Thursday, March 8, 2012

Broken Heart and Physical Pain



People have experienced broken hearts for centuries.  Today psychologists in a quest for grant money, I suppose, have decided to study this aspect of the human experience.  It's the type of research that falls under the category of “Now that I know this what do I do?”  My comments are in italics.

The Very Real Pain Of A Broken Heart

"Broken-hearted" isn't just a metaphor - social pain and physical pain have a lot in common, according to Naomi Eisenberger of the University of California-Los Angeles, the author of a new paper published in Current Directions in Psychological Science, a journal of the Association for Psychological Science. In the paper, she surveys recent research on the overlap between physical and social pain.

I imagine this is like when your girlfriend dumps you because you damaged her car when she ran you over with it.

"Rejection is such a powerful experience for people," Eisenberger says. "If you ask people to think back about some of their earliest negative experiences, they will often be about rejection, about being picked last for a team or left out of some social group."

I can imagine they will label this as the Charlie Brown syndrome and convince health insurance companies to cover their services in the treatment of such a syndrome.  Maybe a lawyer can get involved and start some lawsuits against kids who are adults now but traumatized someone else by not picking them for a team when they were younger.  I can almost see attorneys smiling and rubbing their hands after this suggestion.

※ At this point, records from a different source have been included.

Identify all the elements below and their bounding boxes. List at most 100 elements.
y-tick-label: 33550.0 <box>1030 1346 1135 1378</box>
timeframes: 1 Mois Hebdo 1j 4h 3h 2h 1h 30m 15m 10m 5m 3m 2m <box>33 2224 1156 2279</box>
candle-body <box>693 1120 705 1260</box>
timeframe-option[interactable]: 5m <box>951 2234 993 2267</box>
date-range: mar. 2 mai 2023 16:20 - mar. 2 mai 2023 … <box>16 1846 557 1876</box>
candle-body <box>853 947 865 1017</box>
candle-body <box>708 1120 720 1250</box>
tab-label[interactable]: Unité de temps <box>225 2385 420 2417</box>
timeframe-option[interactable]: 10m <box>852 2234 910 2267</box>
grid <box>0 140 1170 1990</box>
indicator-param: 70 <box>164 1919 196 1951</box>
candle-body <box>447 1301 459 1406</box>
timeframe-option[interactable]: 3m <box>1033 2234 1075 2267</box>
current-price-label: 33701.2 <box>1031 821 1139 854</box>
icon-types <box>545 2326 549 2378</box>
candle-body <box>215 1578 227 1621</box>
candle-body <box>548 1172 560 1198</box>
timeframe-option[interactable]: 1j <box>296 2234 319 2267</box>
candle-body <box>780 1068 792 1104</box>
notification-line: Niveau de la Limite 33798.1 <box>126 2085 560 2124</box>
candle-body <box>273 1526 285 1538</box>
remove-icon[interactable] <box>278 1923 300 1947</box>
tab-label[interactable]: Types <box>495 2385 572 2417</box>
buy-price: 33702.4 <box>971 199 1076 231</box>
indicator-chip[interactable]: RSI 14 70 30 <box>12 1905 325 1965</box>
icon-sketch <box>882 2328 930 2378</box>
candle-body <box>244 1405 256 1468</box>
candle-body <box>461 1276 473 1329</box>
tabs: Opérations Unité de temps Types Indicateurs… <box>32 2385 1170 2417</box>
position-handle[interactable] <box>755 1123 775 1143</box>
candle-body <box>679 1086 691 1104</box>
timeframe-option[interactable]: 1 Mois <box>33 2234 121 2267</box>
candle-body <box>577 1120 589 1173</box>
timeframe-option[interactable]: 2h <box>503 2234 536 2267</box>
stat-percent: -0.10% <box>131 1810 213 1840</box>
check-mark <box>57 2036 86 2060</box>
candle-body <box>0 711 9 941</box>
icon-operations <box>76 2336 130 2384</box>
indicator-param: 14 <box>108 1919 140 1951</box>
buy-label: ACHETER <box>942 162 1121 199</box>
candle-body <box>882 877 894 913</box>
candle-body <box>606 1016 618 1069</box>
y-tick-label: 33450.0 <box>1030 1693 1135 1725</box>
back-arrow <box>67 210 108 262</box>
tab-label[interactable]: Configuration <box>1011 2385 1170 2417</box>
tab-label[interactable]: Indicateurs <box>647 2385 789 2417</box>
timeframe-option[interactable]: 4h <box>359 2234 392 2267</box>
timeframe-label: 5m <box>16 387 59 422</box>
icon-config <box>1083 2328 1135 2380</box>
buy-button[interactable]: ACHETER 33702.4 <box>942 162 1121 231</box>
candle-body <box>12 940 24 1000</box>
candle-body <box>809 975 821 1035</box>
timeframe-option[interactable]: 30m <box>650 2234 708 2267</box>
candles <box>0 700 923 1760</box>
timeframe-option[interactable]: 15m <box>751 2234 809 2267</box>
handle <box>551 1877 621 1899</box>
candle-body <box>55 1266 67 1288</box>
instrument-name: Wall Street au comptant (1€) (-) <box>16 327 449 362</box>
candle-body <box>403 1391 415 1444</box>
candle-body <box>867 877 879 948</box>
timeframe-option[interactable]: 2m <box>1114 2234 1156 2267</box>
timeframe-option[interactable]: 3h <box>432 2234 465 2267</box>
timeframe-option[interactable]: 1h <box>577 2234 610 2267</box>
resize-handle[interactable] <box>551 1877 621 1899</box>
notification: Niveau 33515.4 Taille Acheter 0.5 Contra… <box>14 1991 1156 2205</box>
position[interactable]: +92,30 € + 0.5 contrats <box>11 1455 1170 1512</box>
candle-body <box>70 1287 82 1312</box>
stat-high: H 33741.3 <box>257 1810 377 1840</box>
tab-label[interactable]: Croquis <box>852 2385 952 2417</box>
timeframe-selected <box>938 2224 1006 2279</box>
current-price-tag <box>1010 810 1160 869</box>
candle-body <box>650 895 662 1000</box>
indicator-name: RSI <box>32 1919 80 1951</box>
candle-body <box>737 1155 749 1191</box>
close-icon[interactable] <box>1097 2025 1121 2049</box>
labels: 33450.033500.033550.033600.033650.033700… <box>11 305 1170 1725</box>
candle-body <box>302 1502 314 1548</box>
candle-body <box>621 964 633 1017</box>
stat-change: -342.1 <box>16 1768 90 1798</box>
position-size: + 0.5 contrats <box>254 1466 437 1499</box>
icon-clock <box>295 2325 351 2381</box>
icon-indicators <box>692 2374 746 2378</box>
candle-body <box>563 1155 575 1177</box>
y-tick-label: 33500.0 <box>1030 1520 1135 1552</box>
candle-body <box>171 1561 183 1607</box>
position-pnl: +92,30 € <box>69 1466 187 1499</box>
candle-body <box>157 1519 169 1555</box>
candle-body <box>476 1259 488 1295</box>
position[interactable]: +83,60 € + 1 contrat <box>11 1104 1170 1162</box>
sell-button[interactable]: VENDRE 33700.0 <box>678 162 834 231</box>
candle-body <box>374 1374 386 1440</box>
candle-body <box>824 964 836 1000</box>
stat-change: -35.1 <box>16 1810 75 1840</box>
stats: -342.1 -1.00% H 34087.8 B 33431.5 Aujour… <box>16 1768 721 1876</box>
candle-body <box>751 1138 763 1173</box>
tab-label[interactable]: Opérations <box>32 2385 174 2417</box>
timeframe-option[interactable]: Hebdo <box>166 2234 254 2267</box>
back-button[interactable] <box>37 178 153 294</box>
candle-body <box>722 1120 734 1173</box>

People talk about hurt feelings and broken hearts, but Eisenberger realized they might be onto something when she and a colleague noticed how similar their images of brain activity looked in people who had experienced social rejection and others who had experienced physical pain. "We were sitting next to each other and noticed how similar the two brain images looked," she says.

Just what were they doing while they were sitting next to each other?  Hurling insults as they slapped one another around?  I bet there’s a syndrome for that behavior if only someone would fund a study of it.

That similarity has held up in later research. Physical pain and social pain are processed in some of the same regions of the brain. Physical pain has two aspects: the sensory experience of pain and the emotional component. It is the latter that is shared with social pain.  Some research has suggested that severe social rejection, like being dumped, can also be processed in the part of your brain that handles the sensory component of pain.

I disagree with this finding.  When I’ve been dumped it was processed by the part of my brain that caused me to a lot of drink beer and go to all-you-can-eat Chinese restaurants.  A lady I know said being dumped caused her to eat massive amounts of chocolate and watch sappy movies. 

People who are more sensitive to physical pain are also more sensitive to social pain.  "It follows in a logical way that the physical and social pain systems overlap.  "We take Tylenol for physical pain; it's not supposed to work on social pain."

Huh?  Are you telling me there are sober people who are not sensitive to physical pain?  Are these the kind of people who easily take rejection and you can beat the hell out of for fun and it won’t bother them?  Sounds like someone I want to hang out with.

Eisenberger does not recommend taking painkillers so you don't feel social pain.

I think she should recommend taking chocolate and beer.

"If we're constantly numbing the feeling of social rejection, are we going to be more likely do things that get us rejected, that alienate us?" There may be some cases where the social pain is too much, though; future research may look at whether it should sometimes be treated.

Of course, there must be future research.  How about they study the effects of people avoiding psychologists wanting them to participate in studies and beat up the psychologists just to make a point?  Now that type of study would give them first-hand experience in both the world of social and physical pain. I might even kick in some cash for that one.

"We seem to hold physical pain in higher regard than social pain," she says.

I agree.  I’d pay more attention to someone screaming in gut-wrenching agony than someone who gorging on cookies because they’re depressed.

While bystanders understand that physical pain hurts and can be debilitating, the same empathy doesn't always extend to people feeling social pain."

I wonder if this psychologist knows anyone who is as whiney as some people I know.  After a while of listening to their constant complaining, you really want to hit them.